E se il “II° pilastro” del Ssn – cioè la sanità integrativa – è ormai una realtà, tra fondi, accordi aziendali e polizze, i partiti nei loro programmi non ne tengono conto. Eppure il tema impatta decisamente sulle tasche dei cittadini e quindi sulle potenziali scelte in cabina elettorale: la spesa “out of pocket” è arrivata a 37 miliardi di euro, tra farmaci ed esborsi vari per compensare liste d’attesa infinite (fino a tredici mesi per una mammografia) e far fronte alla doppia emergenza cronicità e non autosufficienza.

A tenere banco è l’eliminazione del superticket: balzello altamente impopolare e appena ritoccato al ribasso dall’ultima manovra, che per le casse pubbliche varrebbe tra i 700 e i 900 milioni di euro. Ma la vera scommessa sarà la ridefinizione del complessivo sistema di compartecipazione alla spesa. E, anche qui, la possibile reperibilità delle risorse è affidata alla fantasia degli elettori.

Poi, c’è la scommessa innovazione: se il Pd punta ad aumentare i fondi per i farmaci innovativi agevolando gli investimenti delle imprese, Forza Italia apre ai fondi strutturali per il Sud, alle risorse messe in campo dalla Bei, la Banca europea degli investimenti, e a un “Health Technology Bonus” per privati che “adottino” il parco tecnologico di un’azienda sanitaria.

Il recupero dei fondi, da destinare alla cenerentola prevenzione e a un programma di “salute in tutte le politiche”, per i Cinquestelle dovrà passare per la lotta alla corruzione in sanità e per una profonda rivisitazione delle politiche del farmaco. Mentre Liberi e Uguali rilancia con un Piano di investimenti pubblici – almeno cinque miliardi nei primi cinque anni – che ripristini efficienza e innovazione in una sanità rigorosamente pubblica. Con paletti precisi sui fondi sanitari integrativi, di cui secondo Leu va rivisto il meccanismo delle agevolazioni fiscali.
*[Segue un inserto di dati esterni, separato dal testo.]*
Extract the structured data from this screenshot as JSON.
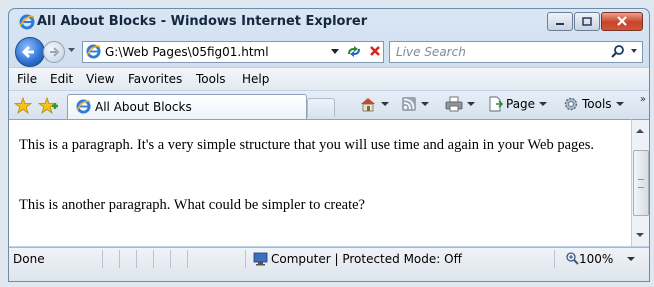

A proporre il pacchetto “non autosufficienza” più completo è il Pd, che affianca all’indennità di accompagnamento un budget di cura utilizzabile per l’acquisto di servizi (badanti incluse), mentre Forza Italia punta sulle reti dedicate alla presa in carico delle grandi emergenze, dall’oncologia alle malattie cardiovascolari e respiratorie. La Lega di Matteo Salvini guarda invece al modello veneto, con il rilancio dei costi standard e la gestione pubblico-privata della cure.

Infine, il capitolo personale, su cui nelle ultime settimane i partiti vanno al rilancio. Se il Pd chiede un nuovo Patto per la salute che riorganizzi la medicina d’iniziativia sul territorio, i Pentastellati propongono il potenziamento delle borse di studio per gli specializzandi e la formazione post universitaria in ospedale. Per la Lega andranno sviluppate e riviste le forme aggregative della medicina di famiglia, mentre Leu punta sull’assunzione di 40mila operatori sanitari in più. Forza Italia, infine, fa largo agli infermieri. Che «sono 400mila e cercano nuovi spazi professionali», magari in studi convenzionati da affiancare a quelli di medici di base e pediatri, per gli infermieri.